Giovanna Daddi, ampia gonna a fiori e piedi scalzi, sembra ricalcare anche nel look estetico i simpatizzanti del movimento Beat, mentre tra le battute ricorda il ‘divieto di bighellonare’ attivato dalle leggi in quel periodo – parole che immaginiamo di Jack Kerouac – “ Per me bighellonare è un modo di vivere aperto al mondo, la meraviglia è la mia vita e nessuno può legiferare il mio essere. Dopo la rivoluzione sotto gli alberi ci sarà del vino”.
Una vita davvero sulla strada, quella di Kerouac, tantoché Sulla strada sarà il titolo del romanzo che decreterà il suo successo di pubblico, nonostante la critica acida del mainstream dell’epoca che tentò in tutti i modi di sminuirne la caratura – e non solo di Kerouac.
Le letture recitate si intrecciano con morbidi blues e accenni jazzati eseguiti – chitarra e voce – da Andrea Lupi, accompagnato dalle percussioni di Valerio Perla in un’atmosfera rarefatta e rilassante, nonostante alcuni testi risultino anche tragici e disperati o allusivi a rivoluzioni vere e proprie.
<<Bum! Bomba! – recita Giovanna Daddi dal poema La bomba di Gregory Corso – tra gli ultimi arrivati nel gruppo di lungocorso dei poeti Beat – Bum! Bomba! Bomba! Bomba! Non avevo previsto come fossero bavosi i baci della democrazia!>>.

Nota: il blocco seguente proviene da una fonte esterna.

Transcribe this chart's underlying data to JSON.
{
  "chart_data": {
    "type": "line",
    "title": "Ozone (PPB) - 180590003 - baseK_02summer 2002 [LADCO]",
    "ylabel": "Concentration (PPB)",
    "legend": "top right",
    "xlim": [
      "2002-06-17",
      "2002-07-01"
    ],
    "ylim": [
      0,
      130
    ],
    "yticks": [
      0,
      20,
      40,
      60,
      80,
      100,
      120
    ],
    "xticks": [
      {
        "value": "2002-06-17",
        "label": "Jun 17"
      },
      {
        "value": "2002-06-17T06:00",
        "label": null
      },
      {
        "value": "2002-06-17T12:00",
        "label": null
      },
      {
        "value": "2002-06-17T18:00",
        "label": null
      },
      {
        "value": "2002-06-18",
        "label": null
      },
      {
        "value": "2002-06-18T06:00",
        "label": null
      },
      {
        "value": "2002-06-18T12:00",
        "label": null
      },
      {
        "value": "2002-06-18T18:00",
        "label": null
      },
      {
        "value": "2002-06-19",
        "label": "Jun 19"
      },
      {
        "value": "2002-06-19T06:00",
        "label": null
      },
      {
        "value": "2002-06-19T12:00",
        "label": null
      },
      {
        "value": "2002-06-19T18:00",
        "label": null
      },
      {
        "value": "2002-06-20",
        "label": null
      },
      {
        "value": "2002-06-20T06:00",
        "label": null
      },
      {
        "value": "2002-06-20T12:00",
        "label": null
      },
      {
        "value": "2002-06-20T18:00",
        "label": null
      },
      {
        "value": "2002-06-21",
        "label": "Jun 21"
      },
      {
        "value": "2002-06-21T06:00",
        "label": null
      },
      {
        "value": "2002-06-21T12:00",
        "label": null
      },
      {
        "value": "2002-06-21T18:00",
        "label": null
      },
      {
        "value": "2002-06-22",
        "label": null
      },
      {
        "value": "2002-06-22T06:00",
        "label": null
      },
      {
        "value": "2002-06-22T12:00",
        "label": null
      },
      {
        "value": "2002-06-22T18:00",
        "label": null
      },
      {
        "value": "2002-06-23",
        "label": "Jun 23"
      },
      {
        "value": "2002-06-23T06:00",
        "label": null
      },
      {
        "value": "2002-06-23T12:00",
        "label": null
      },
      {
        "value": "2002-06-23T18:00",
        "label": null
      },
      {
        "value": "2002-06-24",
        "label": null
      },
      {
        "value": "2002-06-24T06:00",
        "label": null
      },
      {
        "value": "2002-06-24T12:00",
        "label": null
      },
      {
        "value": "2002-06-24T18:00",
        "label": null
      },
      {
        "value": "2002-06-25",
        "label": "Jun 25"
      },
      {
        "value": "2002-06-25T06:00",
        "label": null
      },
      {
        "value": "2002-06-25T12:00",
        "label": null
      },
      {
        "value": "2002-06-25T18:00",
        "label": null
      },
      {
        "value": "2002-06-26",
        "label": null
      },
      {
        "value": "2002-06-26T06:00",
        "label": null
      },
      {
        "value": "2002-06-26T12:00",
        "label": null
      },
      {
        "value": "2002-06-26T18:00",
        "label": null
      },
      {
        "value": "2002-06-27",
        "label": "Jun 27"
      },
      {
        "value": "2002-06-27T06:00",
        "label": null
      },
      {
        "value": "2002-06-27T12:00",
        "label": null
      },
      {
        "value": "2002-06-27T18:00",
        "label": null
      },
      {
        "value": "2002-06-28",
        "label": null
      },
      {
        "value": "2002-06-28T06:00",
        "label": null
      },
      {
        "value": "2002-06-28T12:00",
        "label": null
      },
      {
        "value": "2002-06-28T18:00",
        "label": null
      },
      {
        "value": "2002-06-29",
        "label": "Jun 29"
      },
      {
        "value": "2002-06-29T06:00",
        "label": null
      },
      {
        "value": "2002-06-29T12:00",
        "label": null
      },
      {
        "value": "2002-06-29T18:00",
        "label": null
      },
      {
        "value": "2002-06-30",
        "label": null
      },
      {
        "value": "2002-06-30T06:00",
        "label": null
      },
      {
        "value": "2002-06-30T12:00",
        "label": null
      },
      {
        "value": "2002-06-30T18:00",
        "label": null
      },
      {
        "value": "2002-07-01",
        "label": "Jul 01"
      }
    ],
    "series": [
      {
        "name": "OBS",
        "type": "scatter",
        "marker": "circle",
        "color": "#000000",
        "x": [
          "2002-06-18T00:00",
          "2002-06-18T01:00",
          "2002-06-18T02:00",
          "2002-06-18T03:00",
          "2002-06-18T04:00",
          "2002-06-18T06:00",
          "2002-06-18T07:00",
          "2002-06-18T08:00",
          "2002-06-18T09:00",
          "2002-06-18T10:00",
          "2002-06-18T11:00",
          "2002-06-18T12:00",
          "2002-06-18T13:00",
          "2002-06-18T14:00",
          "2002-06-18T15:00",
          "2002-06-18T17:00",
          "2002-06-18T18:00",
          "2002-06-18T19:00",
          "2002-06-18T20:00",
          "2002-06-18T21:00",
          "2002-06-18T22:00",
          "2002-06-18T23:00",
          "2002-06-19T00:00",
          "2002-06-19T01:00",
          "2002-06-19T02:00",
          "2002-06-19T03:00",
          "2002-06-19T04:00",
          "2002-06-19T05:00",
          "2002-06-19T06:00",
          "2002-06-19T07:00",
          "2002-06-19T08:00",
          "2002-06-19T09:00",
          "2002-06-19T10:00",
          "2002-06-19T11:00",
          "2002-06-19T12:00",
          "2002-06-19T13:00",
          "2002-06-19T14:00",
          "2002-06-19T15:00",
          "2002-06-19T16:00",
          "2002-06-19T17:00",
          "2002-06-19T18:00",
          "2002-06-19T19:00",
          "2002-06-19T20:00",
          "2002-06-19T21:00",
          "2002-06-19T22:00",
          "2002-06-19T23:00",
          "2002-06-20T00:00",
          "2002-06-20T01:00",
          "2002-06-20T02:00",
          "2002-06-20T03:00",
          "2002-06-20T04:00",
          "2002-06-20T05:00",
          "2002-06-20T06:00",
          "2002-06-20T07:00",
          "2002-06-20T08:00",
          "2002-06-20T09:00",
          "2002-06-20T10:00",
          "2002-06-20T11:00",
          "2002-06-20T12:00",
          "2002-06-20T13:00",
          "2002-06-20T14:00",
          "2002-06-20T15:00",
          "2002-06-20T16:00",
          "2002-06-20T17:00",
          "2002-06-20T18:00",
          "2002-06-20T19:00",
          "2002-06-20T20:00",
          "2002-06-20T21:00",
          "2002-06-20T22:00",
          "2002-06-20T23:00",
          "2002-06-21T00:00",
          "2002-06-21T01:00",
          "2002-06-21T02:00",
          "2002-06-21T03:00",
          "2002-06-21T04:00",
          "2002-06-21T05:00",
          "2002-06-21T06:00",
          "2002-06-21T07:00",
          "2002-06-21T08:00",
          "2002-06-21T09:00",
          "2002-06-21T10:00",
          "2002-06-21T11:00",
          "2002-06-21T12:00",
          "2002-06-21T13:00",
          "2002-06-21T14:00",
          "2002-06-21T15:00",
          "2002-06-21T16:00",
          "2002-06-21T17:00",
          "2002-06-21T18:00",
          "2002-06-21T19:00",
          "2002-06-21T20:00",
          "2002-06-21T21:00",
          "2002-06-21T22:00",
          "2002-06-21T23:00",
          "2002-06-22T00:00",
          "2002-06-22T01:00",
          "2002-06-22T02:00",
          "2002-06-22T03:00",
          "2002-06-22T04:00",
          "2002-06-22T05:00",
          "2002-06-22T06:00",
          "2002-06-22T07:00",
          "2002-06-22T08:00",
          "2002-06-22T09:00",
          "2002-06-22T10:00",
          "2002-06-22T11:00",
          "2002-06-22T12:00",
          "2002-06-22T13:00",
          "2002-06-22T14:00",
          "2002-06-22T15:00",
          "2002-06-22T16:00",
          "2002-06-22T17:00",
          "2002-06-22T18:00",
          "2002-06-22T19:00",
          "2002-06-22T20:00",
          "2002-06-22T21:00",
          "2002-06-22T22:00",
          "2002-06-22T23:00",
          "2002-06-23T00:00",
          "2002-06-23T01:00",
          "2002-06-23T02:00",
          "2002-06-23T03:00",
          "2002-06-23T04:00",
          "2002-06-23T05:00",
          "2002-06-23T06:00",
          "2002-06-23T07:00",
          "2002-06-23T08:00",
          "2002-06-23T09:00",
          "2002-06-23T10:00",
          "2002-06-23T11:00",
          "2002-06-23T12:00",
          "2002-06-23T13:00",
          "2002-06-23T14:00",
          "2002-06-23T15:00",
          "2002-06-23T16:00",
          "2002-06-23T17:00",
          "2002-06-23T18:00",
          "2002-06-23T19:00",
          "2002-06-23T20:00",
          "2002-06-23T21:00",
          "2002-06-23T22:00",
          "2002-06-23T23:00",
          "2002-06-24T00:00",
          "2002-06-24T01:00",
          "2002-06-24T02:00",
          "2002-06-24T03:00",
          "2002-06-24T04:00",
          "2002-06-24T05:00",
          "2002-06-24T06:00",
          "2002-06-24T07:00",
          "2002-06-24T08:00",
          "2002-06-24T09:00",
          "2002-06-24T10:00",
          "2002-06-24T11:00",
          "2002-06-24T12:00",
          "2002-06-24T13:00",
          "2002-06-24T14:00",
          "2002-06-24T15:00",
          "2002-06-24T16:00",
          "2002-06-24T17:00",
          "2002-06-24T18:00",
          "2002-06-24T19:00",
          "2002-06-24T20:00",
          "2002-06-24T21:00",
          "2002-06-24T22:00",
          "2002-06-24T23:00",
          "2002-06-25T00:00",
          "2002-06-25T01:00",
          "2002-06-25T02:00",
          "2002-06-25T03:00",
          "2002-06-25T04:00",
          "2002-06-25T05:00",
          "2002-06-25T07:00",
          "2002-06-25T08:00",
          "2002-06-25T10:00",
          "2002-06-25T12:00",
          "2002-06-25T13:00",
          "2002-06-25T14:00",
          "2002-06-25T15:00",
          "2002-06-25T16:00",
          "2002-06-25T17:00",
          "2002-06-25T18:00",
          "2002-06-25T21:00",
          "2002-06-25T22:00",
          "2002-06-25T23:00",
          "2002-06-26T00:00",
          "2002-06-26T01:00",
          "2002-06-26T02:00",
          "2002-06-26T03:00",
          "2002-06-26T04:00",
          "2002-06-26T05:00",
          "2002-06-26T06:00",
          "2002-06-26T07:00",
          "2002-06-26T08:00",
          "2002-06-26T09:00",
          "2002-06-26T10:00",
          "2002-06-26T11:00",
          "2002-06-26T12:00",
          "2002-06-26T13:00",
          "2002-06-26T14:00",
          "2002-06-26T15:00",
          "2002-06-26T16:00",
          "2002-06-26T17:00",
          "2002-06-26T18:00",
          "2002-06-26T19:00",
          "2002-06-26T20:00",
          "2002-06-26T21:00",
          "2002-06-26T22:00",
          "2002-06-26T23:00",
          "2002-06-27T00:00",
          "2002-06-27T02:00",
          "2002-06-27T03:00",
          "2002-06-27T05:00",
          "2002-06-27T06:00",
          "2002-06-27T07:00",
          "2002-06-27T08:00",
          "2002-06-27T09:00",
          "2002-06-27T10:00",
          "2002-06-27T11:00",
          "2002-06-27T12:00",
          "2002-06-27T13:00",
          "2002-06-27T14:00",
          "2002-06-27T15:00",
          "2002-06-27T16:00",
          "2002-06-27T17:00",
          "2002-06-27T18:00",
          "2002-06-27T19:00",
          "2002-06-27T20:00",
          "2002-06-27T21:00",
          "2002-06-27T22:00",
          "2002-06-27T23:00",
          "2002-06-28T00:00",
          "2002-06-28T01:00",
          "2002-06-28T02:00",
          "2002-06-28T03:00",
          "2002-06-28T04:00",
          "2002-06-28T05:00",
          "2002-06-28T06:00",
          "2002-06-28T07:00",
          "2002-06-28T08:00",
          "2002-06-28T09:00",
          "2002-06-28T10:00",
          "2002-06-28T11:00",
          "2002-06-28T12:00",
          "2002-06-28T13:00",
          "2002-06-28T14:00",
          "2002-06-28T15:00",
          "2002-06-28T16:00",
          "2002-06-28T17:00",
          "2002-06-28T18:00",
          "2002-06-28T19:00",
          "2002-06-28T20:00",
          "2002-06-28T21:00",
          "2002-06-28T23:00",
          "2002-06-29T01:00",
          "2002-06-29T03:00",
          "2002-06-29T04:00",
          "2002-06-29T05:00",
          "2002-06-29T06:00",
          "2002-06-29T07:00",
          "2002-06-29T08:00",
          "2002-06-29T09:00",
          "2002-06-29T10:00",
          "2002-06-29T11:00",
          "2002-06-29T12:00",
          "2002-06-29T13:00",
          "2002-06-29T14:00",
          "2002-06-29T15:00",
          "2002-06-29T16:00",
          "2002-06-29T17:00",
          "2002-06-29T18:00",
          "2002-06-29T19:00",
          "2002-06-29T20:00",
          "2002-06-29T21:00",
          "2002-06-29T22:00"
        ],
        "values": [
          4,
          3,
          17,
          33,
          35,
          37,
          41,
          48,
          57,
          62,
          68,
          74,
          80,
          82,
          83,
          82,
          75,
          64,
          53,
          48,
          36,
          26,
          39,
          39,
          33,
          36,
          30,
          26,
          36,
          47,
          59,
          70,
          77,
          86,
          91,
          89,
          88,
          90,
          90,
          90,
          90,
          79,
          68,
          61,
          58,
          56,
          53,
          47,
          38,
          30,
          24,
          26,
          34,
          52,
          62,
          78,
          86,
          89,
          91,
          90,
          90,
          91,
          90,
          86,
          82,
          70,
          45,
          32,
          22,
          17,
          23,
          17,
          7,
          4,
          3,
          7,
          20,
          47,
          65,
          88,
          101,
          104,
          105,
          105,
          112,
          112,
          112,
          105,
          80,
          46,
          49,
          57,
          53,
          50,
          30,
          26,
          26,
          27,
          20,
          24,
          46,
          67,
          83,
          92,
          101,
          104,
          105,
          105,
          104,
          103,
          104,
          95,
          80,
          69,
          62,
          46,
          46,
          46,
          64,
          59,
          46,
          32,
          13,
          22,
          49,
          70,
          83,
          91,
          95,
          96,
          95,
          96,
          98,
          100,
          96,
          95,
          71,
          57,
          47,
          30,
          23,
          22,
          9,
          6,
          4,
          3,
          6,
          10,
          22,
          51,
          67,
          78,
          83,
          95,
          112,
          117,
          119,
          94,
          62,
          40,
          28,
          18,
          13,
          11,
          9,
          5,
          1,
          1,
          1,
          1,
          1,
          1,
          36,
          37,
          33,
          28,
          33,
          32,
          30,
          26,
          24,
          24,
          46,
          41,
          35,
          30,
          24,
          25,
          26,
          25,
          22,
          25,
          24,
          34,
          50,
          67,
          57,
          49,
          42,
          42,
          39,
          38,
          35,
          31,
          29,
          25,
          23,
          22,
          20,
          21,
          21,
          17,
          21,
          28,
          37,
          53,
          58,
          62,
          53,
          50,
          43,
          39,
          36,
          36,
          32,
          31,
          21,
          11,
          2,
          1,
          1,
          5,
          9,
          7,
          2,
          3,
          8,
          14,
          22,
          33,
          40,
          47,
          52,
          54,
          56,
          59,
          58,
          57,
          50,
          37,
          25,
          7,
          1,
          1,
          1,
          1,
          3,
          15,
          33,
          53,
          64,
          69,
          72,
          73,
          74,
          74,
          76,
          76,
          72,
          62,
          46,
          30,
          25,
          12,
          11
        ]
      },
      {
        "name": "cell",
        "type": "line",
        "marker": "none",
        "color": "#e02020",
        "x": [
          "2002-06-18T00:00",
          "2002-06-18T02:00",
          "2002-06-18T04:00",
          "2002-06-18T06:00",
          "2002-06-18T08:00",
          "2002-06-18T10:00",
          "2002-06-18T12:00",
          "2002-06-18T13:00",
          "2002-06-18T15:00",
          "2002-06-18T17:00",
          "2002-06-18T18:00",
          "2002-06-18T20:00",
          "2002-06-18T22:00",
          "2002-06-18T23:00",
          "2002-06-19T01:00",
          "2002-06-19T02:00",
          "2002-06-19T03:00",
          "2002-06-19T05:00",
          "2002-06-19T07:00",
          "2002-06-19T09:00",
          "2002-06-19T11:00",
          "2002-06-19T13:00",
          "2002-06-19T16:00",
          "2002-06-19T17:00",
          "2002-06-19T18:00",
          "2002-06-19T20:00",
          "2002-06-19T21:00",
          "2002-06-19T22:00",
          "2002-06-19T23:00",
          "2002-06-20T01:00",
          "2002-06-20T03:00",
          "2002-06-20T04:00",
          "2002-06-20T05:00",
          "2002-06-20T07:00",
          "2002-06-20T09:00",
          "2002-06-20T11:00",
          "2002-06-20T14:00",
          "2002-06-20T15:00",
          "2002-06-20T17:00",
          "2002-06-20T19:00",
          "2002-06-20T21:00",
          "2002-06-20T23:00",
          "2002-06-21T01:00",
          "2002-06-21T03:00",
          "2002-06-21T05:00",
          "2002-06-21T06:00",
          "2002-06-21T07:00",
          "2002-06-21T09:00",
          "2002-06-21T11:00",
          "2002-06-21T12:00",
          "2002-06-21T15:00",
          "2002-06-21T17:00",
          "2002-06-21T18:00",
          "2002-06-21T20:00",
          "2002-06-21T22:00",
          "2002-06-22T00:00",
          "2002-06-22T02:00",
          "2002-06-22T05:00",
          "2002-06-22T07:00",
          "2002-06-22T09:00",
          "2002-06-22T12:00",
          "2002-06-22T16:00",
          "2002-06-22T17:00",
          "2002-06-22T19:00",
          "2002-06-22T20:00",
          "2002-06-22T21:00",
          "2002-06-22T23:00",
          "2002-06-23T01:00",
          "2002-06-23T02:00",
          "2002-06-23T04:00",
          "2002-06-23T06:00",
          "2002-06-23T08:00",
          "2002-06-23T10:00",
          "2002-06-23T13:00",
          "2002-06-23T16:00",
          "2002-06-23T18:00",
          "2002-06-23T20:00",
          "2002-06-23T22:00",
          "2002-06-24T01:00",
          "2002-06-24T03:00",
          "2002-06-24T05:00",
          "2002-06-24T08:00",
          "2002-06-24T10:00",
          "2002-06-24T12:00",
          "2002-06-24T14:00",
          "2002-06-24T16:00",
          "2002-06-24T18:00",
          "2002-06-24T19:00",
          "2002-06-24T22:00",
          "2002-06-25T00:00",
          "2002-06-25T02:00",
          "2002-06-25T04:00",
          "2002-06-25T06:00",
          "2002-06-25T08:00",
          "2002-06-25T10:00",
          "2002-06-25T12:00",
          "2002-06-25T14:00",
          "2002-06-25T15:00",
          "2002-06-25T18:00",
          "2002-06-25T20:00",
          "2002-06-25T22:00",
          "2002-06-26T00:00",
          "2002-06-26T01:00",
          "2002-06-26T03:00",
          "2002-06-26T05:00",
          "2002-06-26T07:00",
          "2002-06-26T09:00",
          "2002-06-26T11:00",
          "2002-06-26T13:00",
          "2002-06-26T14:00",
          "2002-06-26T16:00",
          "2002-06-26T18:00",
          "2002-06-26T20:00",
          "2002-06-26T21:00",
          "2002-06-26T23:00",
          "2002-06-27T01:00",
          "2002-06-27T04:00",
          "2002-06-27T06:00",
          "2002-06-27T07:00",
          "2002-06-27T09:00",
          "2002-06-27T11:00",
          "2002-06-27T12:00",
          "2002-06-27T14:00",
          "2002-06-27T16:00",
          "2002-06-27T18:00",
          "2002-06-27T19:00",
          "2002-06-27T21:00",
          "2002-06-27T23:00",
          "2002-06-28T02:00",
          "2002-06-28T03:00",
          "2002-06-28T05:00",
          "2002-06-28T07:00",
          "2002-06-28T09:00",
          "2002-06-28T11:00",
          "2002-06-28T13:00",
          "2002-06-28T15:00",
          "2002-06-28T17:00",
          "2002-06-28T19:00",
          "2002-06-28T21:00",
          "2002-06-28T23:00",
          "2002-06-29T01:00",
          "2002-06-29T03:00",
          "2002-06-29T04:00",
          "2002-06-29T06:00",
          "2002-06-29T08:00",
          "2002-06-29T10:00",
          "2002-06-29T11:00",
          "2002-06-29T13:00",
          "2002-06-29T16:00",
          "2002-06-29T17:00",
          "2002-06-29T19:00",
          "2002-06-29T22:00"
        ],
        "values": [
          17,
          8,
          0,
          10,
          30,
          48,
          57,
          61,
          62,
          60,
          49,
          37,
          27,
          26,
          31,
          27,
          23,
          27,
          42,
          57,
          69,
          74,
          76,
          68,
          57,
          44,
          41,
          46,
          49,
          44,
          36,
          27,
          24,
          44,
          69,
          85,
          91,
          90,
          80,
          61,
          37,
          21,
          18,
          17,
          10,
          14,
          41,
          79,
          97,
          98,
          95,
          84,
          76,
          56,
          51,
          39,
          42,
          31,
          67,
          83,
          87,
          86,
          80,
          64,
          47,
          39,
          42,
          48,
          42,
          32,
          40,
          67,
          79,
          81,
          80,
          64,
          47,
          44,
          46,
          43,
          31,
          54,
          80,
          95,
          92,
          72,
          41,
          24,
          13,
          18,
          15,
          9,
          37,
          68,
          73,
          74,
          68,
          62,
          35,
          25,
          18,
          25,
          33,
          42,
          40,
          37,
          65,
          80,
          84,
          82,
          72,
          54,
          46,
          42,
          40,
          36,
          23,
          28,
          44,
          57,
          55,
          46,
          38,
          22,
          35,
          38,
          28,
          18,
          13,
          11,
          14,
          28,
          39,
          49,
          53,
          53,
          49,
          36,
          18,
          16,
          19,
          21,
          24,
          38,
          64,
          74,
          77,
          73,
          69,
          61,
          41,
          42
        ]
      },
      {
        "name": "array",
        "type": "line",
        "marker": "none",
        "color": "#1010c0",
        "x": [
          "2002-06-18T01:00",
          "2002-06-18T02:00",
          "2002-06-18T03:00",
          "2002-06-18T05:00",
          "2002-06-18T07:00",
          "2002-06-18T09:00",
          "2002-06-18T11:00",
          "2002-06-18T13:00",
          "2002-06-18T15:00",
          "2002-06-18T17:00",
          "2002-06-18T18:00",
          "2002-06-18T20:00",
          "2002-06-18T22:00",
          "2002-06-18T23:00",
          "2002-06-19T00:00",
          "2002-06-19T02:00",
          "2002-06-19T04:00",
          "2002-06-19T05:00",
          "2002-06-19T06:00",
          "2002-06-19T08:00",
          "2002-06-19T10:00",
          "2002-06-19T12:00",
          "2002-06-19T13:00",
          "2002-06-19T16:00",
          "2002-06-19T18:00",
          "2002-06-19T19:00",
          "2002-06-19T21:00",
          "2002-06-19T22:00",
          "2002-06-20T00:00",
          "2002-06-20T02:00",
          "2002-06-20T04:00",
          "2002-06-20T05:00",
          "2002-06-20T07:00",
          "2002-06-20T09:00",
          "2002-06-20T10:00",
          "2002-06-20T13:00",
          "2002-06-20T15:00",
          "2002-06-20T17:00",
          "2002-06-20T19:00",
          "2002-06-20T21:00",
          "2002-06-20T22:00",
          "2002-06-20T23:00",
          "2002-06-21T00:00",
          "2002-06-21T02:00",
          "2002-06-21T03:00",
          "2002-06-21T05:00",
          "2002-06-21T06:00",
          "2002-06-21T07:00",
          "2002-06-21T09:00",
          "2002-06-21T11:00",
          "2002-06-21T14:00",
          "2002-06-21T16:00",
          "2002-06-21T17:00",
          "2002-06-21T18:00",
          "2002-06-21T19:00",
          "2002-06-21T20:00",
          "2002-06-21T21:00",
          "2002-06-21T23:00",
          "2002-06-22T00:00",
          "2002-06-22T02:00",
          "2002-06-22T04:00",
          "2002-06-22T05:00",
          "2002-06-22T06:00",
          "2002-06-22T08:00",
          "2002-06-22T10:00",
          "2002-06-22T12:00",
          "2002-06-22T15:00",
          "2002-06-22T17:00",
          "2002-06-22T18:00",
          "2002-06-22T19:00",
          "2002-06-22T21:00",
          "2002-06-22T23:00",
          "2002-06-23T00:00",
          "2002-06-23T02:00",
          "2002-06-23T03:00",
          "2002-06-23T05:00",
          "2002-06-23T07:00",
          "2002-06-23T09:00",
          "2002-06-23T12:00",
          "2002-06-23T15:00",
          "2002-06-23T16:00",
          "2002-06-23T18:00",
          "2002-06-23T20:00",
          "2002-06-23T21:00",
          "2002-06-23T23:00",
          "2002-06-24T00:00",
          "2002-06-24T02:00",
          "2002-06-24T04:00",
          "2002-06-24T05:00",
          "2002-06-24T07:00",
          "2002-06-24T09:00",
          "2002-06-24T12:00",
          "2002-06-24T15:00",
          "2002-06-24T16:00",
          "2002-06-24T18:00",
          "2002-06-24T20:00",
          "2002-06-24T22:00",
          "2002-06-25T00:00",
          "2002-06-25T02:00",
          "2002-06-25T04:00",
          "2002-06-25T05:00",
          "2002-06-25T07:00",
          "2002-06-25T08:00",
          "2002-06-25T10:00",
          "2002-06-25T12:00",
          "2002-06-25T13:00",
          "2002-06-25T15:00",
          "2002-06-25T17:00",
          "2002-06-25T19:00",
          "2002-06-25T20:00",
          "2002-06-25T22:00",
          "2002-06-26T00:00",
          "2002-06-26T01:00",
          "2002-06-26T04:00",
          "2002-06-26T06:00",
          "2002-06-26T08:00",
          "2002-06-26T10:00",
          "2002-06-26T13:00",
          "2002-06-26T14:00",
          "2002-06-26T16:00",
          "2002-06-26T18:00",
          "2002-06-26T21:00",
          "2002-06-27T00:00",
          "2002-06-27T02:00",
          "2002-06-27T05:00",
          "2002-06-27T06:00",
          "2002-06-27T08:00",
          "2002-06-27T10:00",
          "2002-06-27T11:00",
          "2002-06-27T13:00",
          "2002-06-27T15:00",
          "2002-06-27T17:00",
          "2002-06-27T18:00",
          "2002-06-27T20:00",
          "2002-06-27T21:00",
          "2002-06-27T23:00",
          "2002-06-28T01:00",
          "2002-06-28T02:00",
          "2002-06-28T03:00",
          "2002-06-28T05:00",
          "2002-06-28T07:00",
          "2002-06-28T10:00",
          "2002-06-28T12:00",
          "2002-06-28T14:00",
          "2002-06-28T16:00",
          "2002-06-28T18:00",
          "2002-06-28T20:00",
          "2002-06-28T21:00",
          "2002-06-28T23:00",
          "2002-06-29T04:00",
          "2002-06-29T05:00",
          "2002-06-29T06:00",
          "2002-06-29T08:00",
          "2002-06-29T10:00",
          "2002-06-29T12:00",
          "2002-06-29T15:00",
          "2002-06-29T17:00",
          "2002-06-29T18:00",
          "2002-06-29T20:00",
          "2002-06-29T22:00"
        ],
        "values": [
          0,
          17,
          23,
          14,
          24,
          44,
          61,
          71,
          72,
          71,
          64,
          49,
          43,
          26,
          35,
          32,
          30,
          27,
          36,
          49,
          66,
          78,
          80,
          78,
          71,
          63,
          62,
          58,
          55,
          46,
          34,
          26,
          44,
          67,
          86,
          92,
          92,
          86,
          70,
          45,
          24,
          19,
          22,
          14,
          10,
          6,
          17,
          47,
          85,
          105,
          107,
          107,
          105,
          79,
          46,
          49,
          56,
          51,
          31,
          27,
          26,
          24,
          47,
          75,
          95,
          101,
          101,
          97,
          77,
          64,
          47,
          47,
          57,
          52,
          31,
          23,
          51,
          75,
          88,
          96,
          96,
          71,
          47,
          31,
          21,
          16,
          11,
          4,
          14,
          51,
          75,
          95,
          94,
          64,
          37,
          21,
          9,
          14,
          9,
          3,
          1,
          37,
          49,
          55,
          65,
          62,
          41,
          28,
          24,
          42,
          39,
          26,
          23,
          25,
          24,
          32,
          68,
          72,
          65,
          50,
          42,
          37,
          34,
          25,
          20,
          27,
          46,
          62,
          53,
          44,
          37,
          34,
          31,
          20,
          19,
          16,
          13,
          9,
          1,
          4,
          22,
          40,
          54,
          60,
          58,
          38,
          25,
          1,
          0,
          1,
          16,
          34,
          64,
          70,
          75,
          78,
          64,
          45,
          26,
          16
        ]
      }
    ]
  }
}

Ma cosa volevano dimostrare i Beat? Nel caos del mondo falsificato, quello della facciata pubblicitaria e benpensante degli anni 50/60 propria del boom economico – invece di un mondo che si rifacesse a una vita più semplice e naturale – si ricercavano le emozioni, quelle vere, tangibili, di un perenne presente capace di dare felicità, per sfuggire a una dimensione forzata del sistema sociale che distorceva la vera natura dell’essere umano con regole che aspiravano a una collettività apparentemente perfetta. Attraverso droghe, alcool, visioni, musica o sesso promiscuo si ricercava un’emotività più intensa, un’iperrealtà, più carica e vibrante ma anche estraniante dalla stessa realtà a loro contemporanea che non soddisfaceva le esigenze umane primarie.
Il divieto di bighellonare, percepito con accezione negativa in quanto non vi sarebbe niente di utile da offrire alla società perfetta del consumismo, lo abbiamo visto regolamentato anche in alcune città italiane, in un momento di massima affluenza migratoria, quindi riferito a esseri umani talvolta senza alloggio o relazioni sociali minimali, ai quali era stato vietato di stendersi sulle panchine dei parchi per potersi riposare dalla faticosa vita di strada, non desiderata, ma obbligata da una società disattenta e violenta.
Sarà per questo che Dario Marconcini legge, a conclusione dello spettacolo, le parole di Julian Beck che si appellano alla rivoluzione?
L’iperrealtà i comuni mortali odierni la cercano attraverso complessi software informatici, che la ripropongono in giochi elettronici, magari a scenario bellico: “simulazioni e simulacri che coprono il reale con una patina superficiale, caratteristica della società dell’immagine e dei mass media“, secondo il filosofo francese Jean Baudrillard. I poeti della Beat generation, l’iperrealtà la cercavano sì nelle droghe, ma anche nella contemplazione della natura, come si racconta in Big Sur di Kerouac.
Da quale tra i due esempi appena fatti, consegue una realtà più ecologica e consona alla natura dell’uomo?
Grazie a Giovanna Daddi e a Dario Marconcini per l’esibizione e le tematiche portate in scena.
Grazie al Comune di Cecina per la volontà di riaprire così velocemente il Teatro De Filippo e infine grazie agli spettatori accorsi, che ci sembravano anche loro un po’ straniati da questa nuova realtà post-clausura alla quale ci eravamo bruscamente disabituati.
In copertina: la Locandina dello spettacolo.